The proposed law “smells of authoritarianism,” said Sen. Javier Corral of the opposition National Action Party, or PAN.
Raul Trejo Delarbre, an expert in communications, said the Mexican equivalent of the Federal Communications Commission, IFETEL, would be robbed of powers while the Interior Ministry “would supervise content like in the old times.”
For years, most of Mexican television has been dominated by a single company, Televisa, the largest broadcaster in the Spanish-speaking world. (Most of the rest is controlled by another single company, TV Azteca.) That means that television in Mexico is heavy on low-brow soap operas and flashy celebrities, and there is a certain conformity to most TV news broadcasts, written and produced by a handful of people.
Meanwhile, telephone service, both land-line and cellular, is dominated by companies owned by Mexican tycoon Carlos Slim, one of the world’s richest men, who has grown his businesses throughout Latin America. That means Mexicans pay some of the world’s highest prices for some of the spottiest phone service.
Breaking up these near-monopolies is a welcome goal for many Mexicans. But it is unclear whether Pena Nieto’s proposal will accomplish that, or, if so, at what other costs.
The proposed law, which the president presented to Congress last week, is complicated. The principal spokesman for the Communications and Transportation Ministry, asked to explain its main points, said he didn’t really have a grasp of it.
Among some of its provisions, Telmex and Telcel, the huge telephone companies owned by Slim, would see eliminated or reduced some of the high fees they charge, such as for national calls and calls made to phones under other systems.
The companies would also be required to share some of their infrastructure, such as towers, with upstart firms.

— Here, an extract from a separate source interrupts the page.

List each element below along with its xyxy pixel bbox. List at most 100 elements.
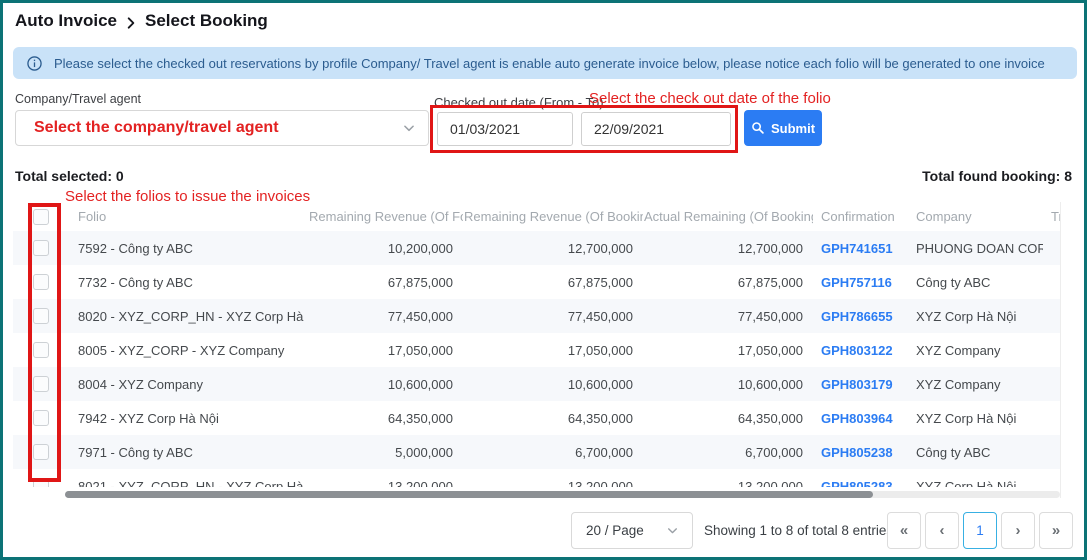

The plan, several experts say, is much harder on telecommunications — Slim did not support Pena Nieto’s candidacy — than on Televisa and the TV monopolies that backed the president’s campaign.
An unusual coalition of members of the conservative PAN and the leftist Democratic Revolution Party complained, along with a number of experts, that the regulatory agencies set up to govern telecommunications were being undermined by the PRI government.

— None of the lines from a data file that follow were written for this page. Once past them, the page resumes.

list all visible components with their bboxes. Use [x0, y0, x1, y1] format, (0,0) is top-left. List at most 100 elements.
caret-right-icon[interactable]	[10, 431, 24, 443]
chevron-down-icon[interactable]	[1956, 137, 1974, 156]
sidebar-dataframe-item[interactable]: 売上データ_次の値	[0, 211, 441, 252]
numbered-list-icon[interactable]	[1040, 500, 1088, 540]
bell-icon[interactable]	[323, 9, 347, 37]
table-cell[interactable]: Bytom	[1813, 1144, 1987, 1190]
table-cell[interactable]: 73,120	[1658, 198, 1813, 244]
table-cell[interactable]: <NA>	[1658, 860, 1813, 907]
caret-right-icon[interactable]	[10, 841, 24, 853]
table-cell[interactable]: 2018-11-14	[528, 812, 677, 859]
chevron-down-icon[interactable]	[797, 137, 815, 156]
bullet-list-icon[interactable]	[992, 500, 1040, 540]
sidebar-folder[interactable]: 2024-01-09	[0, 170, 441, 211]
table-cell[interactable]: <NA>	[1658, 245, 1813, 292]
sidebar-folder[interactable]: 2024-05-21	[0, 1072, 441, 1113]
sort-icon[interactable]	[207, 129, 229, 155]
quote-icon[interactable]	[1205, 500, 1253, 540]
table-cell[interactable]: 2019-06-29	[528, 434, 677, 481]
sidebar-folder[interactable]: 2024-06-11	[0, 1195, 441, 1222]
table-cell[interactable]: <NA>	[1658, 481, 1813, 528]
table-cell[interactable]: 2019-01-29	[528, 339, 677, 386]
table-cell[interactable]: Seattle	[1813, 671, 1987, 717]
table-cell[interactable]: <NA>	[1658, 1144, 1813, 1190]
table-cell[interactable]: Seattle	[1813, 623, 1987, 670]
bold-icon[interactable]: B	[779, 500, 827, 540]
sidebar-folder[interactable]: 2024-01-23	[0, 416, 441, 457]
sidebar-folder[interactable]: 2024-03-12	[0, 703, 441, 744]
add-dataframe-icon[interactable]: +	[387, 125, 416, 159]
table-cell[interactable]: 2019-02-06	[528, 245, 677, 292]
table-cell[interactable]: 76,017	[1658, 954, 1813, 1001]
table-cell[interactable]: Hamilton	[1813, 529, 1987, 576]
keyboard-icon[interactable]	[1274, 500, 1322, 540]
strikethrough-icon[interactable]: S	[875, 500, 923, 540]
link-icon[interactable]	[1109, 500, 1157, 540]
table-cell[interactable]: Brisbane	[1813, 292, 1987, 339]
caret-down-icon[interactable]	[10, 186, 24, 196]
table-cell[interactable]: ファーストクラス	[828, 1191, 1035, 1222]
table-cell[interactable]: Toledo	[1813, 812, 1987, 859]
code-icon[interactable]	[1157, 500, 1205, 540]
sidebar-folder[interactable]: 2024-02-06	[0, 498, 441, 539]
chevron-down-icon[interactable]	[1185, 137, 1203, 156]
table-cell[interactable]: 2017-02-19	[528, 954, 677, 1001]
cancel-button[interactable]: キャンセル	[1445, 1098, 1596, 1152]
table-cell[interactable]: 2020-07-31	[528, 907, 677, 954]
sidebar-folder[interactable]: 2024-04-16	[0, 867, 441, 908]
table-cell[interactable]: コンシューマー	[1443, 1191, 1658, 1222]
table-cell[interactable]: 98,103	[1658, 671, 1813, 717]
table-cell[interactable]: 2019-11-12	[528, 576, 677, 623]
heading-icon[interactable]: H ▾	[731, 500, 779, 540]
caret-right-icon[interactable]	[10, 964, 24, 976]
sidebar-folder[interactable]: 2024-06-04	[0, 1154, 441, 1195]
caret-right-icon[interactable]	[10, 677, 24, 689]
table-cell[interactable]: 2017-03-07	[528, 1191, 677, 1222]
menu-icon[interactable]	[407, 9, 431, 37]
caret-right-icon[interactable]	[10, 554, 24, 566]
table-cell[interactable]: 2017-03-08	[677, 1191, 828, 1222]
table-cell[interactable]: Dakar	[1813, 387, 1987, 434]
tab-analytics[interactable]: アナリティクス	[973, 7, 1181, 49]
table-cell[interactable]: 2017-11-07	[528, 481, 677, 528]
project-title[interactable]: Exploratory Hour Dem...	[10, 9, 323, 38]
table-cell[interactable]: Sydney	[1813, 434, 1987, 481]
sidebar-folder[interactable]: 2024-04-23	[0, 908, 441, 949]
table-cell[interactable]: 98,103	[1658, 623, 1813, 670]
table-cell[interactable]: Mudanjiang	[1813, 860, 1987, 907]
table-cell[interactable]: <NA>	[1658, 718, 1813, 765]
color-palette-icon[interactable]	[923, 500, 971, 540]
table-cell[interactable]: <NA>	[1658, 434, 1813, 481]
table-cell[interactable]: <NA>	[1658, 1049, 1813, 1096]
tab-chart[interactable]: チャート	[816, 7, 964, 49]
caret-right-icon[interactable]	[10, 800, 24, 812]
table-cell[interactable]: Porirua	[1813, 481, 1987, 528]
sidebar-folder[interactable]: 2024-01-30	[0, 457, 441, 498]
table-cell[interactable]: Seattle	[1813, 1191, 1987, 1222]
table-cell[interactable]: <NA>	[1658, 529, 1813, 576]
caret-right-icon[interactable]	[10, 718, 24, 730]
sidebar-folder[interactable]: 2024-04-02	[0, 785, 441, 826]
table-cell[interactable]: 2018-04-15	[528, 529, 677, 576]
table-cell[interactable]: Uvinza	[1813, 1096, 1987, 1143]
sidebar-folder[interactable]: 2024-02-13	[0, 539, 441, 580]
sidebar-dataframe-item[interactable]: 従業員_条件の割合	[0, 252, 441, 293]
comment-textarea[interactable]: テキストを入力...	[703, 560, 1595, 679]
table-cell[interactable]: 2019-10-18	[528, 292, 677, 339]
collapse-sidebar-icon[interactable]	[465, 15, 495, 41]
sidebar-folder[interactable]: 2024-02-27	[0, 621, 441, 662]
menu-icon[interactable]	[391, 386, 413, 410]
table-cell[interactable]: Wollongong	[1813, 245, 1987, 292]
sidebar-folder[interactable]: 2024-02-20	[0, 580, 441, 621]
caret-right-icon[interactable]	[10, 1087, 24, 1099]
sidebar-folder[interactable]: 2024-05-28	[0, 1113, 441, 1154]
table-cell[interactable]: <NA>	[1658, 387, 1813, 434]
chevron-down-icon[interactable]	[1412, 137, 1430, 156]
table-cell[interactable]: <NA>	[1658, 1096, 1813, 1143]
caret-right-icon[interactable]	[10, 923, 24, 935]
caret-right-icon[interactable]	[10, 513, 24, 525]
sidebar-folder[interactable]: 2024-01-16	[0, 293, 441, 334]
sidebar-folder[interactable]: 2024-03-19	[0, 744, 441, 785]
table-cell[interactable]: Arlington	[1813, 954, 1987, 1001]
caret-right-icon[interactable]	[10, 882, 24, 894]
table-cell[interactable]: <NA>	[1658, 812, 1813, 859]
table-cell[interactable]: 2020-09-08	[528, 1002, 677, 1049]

The problem with this reform — as with many — is that many Mexicans don’t trust the PRI to execute it. It was the PRI’s supposed attempts at freeing up television and phone service in the 1990s that led to today’s monopolies because of the unfair advantages given powerful supporters.
But reaction has been mixed.
Javier Lozano, another PAN senator and head of the telecommunications committee in Congress, said he believed that the proposed law would promote much-needed competition and that it should come up for vote by the end of the month.
From a different angle, the law is being criticized by those whose wings — or profits — might be clipped, however nominally.
“We do not understand why, by law, a company should have to give away services free to its competitors,” said Carlos Slim Domit, Slim’s son and the head of Telmex.
He was apparently referring to the requirement that they share infrastructure — even though they originally received it free or at extremely discounted prices.